Here is the first of two – Chilango flesh and capital blood – characters, who we mercilessly questioned until they revealed their secrets. We are talking about our rich kid, and let me tell you something: to begin with, he definitely doesn’t look like one of those soap opera well-offs. He’s just like anyone else; if it weren’t for his relative good looks, probably nobody would look at him twice on the mysterious, deep and chaotic streets of the city. He’s 5 foot, brown hair, light skin, with a three or four-day beard on his cheeks, worn-out pointed boots, jean jacket and pants; that’s it. His breakfast? Here our screenwriters would go wrong, nothing sophisticated; a measly sliced coconut with Valentina hot sauce in a plastic container and a soft drink. This means that his wealth does not imply being well-fed. Although he does recognize that one of his main aspirations in life is to “maintain his current status”. He told me so; but it’s obvious, why would he want to lose it?

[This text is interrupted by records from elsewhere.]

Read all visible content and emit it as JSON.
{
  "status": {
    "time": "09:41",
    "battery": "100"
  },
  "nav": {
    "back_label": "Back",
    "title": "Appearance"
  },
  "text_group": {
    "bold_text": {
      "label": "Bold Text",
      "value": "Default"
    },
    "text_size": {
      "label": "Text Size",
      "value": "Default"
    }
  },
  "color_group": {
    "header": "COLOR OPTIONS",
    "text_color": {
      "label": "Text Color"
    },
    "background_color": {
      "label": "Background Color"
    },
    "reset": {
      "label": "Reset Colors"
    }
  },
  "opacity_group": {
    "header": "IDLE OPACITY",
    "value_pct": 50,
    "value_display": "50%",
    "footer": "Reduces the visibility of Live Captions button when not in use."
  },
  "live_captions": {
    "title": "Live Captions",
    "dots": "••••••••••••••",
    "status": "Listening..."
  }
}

He also wants to “be happy”. In his case, wealth and happiness go hand in hand; that’s why he wants to keep what he already has, and multiply it. His rubber flip-flop factory needs to grow and not stagnate. His name is Viken S. Ruiz and he’s a Chilango in his early 20s. He studied in a bilingual school and then at the Ibero University, which cost him around 50 thousand pesos a year.
On the other hand, our poor kid, Jesús Martínez Chavarría, in his late teens, was educated in public schools, specifically the José María Morelos #74 junior high school, where he wore a brown sweater, beige checkered pants and a white shirt. It was free.

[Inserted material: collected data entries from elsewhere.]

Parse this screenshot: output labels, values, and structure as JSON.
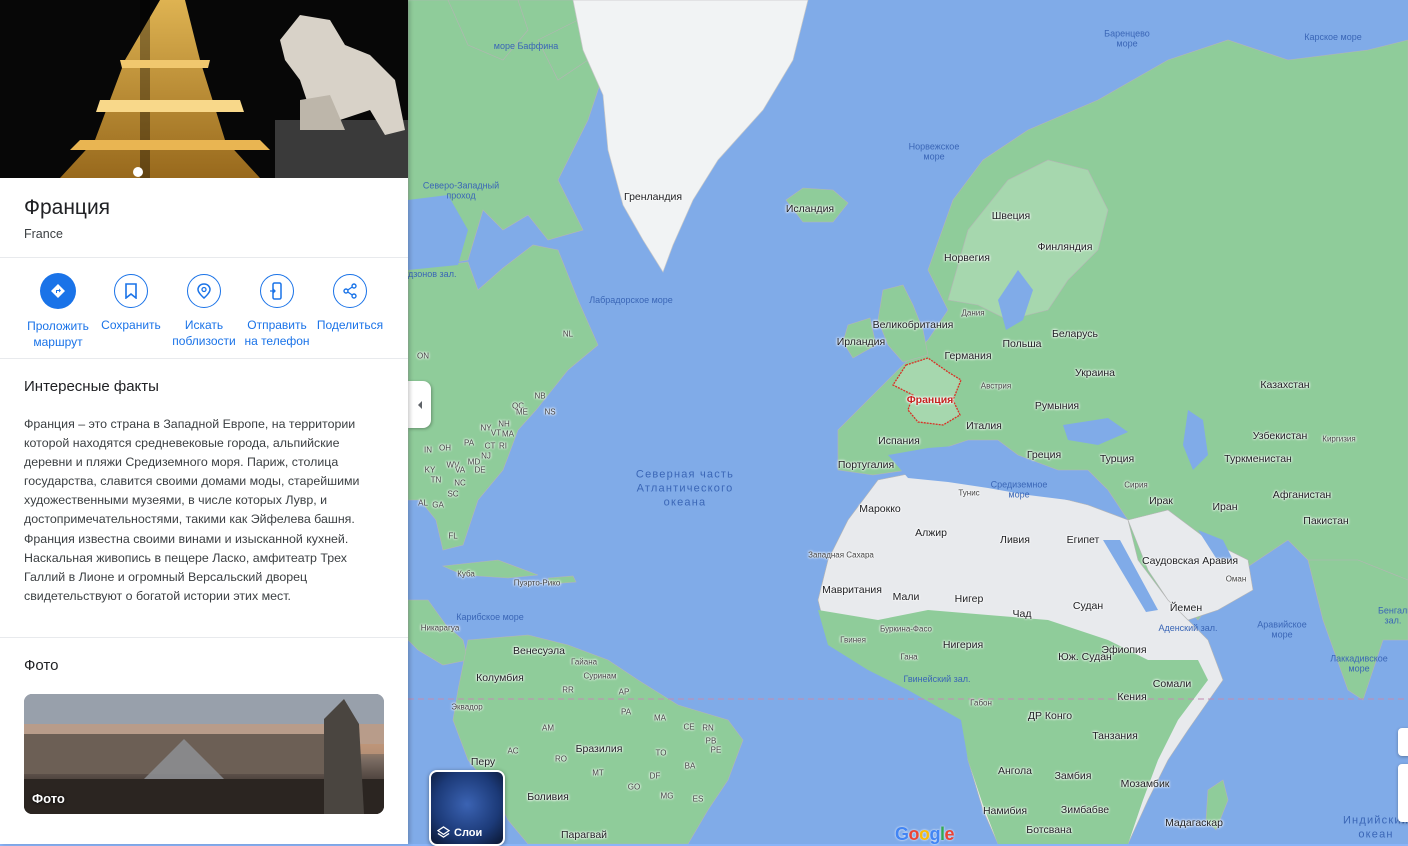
{
  "panel": {
    "title": "Франция",
    "subtitle": "France",
    "actions": [
      {
        "label": "Проложить маршрут",
        "icon": "directions-icon"
      },
      {
        "label": "Сохранить",
        "icon": "bookmark-icon"
      },
      {
        "label": "Искать поблизости",
        "icon": "nearby-search-icon"
      },
      {
        "label": "Отправить на телефон",
        "icon": "send-to-phone-icon"
      },
      {
        "label": "Поделиться",
        "icon": "share-icon"
      }
    ],
    "facts_heading": "Интересные факты",
    "facts_text": "Франция – это страна в Западной Европе, на территории которой находятся средневековые города, альпийские деревни и пляжи Средиземного моря. Париж, столица государства, славится своими домами моды, старейшими художественными музеями, в числе которых Лувр, и достопримечательностями, такими как Эйфелева башня. Франция известна своими винами и изысканной кухней. Наскальная живопись в пещере Ласко, амфитеатр Трех Галлий в Лионе и огромный Версальский дворец свидетельствуют о богатой истории этих мест.",
    "photos_heading": "Фото",
    "photo_label": "Фото"
  },
  "map": {
    "highlighted_country": "Франция",
    "layers_label": "Слои",
    "logo": "Google",
    "countries": [
      "Гренландия",
      "Исландия",
      "Швеция",
      "Финляндия",
      "Норвегия",
      "Дания",
      "Великобритания",
      "Ирландия",
      "Германия",
      "Польша",
      "Беларусь",
      "Австрия",
      "Украина",
      "Румыния",
      "Италия",
      "Испания",
      "Португалия",
      "Греция",
      "Турция",
      "Казахстан",
      "Узбекистан",
      "Киргизия",
      "Туркменистан",
      "Тунис",
      "Марокко",
      "Алжир",
      "Ливия",
      "Египет",
      "Сирия",
      "Ирак",
      "Иран",
      "Афганистан",
      "Пакистан",
      "Саудовская Аравия",
      "Оман",
      "Йемен",
      "Западная Сахара",
      "Мавритания",
      "Мали",
      "Нигер",
      "Чад",
      "Судан",
      "Буркина-Фасо",
      "Гвинея",
      "Гана",
      "Нигерия",
      "Эфиопия",
      "Юж. Судан",
      "Габон",
      "ДР Конго",
      "Кения",
      "Сомали",
      "Танзания",
      "Ангола",
      "Замбия",
      "Мозамбик",
      "Намибия",
      "Зимбабве",
      "Ботсвана",
      "Мадагаскар",
      "Венесуэла",
      "Гайана",
      "Суринам",
      "Колумбия",
      "Эквадор",
      "Перу",
      "Бразилия",
      "Боливия",
      "Парагвай",
      "Куба",
      "Пуэрто-Рико",
      "Никарагуа"
    ],
    "small_labels": [
      "NL",
      "ON",
      "QC",
      "NB",
      "NS",
      "ME",
      "NH",
      "VT",
      "MA",
      "NY",
      "CT",
      "RI",
      "PA",
      "NJ",
      "MD",
      "DE",
      "IN",
      "OH",
      "WV",
      "VA",
      "KY",
      "TN",
      "NC",
      "SC",
      "AL",
      "GA",
      "FL",
      "RR",
      "AP",
      "PA",
      "AM",
      "MA",
      "CE",
      "RN",
      "PB",
      "PE",
      "AC",
      "RO",
      "MT",
      "TO",
      "BA",
      "DF",
      "GO",
      "MG",
      "ES"
    ],
    "seas": [
      "море Баффина",
      "Баренцево море",
      "Карское море",
      "Норвежское море",
      "Северо-Западный проход",
      "Гудзонов зал.",
      "Лабрадорское море",
      "Средиземное море",
      "Карибское море",
      "Гвинейский зал.",
      "Аденский зал.",
      "Аравийское море",
      "Лаккадивское море",
      "Бенгальский зал."
    ],
    "oceans": [
      "Северная часть Атлантического океана",
      "Индийский океан"
    ]
  }
}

WE ARE ALL POOR COMPARED TO THAT

When I spoke to Jesús about the article, he was sweeping the grocery store where he works. I told him that we would write about the contrasting story of a rich kid and a lower class one. After a while, he asked if he was the rich kid or the poor one in the article. This probably means that he doesn’t feel poor; and if we adhere to the positivistic way of thinking, “To be is to be perceived”, then Jesús is not a poor kid at all. And as he flunked a subject, he couldn’t finish high school and missed a year.
His mother told him: “If you want to have fun, you need to work”. So he got a job at the grocery store, where he arranges furniture for 8 hours a day and makes 600 pesos a week.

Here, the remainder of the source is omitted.